In the said statement
supported by the Commission of the Churches on International Affairs
of the World Council of Churches (CCIA-WCC), Balaba recounted that
“thousands of desperate and traumatized residents fled the regions
affected by the typhoon, as its impact on the affected communities
exacerbated the poverty incidence and intensified the number of
victims of displacement in the Philippines.”
“Up until now, the
government does not have an alternative plan for the displaced
communities that would ensure their long-term alternative livelihood,
safe relocation areas, free housing and access to social services,“
she added.
Balaba also urged the
Council to monitor and investigate how the assistance extended by the
international community for relief and rehabilitation in the
devastated areas, amid the massive pork barrel and corruption scandals
under the Aquino administration.
Balaba is among the members
of the delegation of the Ecumenical Voice for Peace and Human Rights
in the Philippines (EcuVoice).Balaba’s intervention during the General
Debates of the 26th UN HRC sessions was delivered by Sr. Stella
Matutina of the Sisters Association in Mindanao (SAMIN), who is also
part of the Phil. delegation of human rights advocates participating
in the UNHRC sessions.
The rights advocates also
lamented that “instead of focusing on providing the long-overdue
assistance for the typhoon victims, the Aquino administration trains
its guns on aid workers who provide crucial, timely and relevant
support for the victims.”
Five women relief workers of
the Panay Center for Disaster Response (PCDR), a partner NGO of the
international Catholic relief agency Caritas, were cuffed, gagged, and
bound with packaging tape by three unidentified men in their office in
Jaro, Iloilo at around 1 a.m. on June 19, 2014. The masked men seized
two laptops, memory sticks, flash drives, mobile phones, logbooks,
ledgers, cameras, and several pictures documenting the relief
operations of PCDR throughout Panay.
The PDCR provides relief aid
to typhoon Yolanda-struck communities in Northern Iloilo, Capiz,
Antique, and Aklan. PCDR has served about 50,000 families in the
region with relief and rehabilitation assistance – food, non-food,
shelter, among others. Members of the Armed Forces of the Philippines
have however previously tagged aid workers of the PDCR as members of
the New People’s Army (NPA) in communities in Estancia, Iloilo.

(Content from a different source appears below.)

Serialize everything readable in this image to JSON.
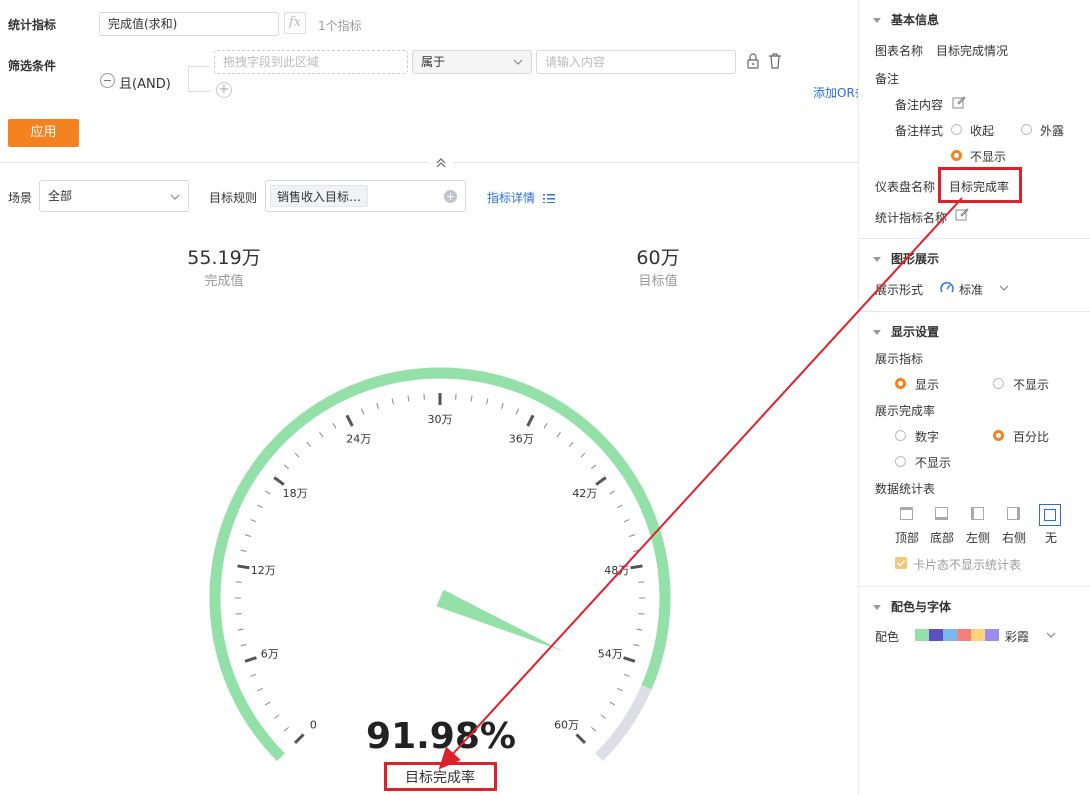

Karapatan secretary general
Cristina Palabay, who headed the EcuVoice delegation at the UNHRC
said, the pattern of the ransacking and robberies in offices of
progressive organizations in Metro Manila in the past two years, when
mostly data storage devices were seized by unidentified men, is very
similar to what happened in the PDRC office.
From March 2012 to February
2013, Karapatan and Bayan documented twelve (12) cases of break-ins of
houses of activists and peace advocates, and offices of progressive
organizations; robberies involving items such as laptops, USB/flash
drives, video cameras, and the like; and surveillance of known
personalities and members of such organizations and institutions.
“It appears that the
intelligence operatives of the State are gathering more data on their
perceived government critics and even aid organisations. These
incidents are clearly systematic attacks against organizations and
institutions, made to appear as cases of common crimes. It is only the
military which would have the motive and means to carry out these
attacks,” Palabay commented.
The other members of the
EcuVoice delegation at the 26th sessions of the UN HRC are Atty. Edre
Olalia, Secretary General of the National Union of Peoples' Lawyers (NUPL),
Dr. Angie Gonzales, Atty. Mary Kristerie Baleva and Julie Palaganas of
the International Coalition for Human Rights in the Philippines.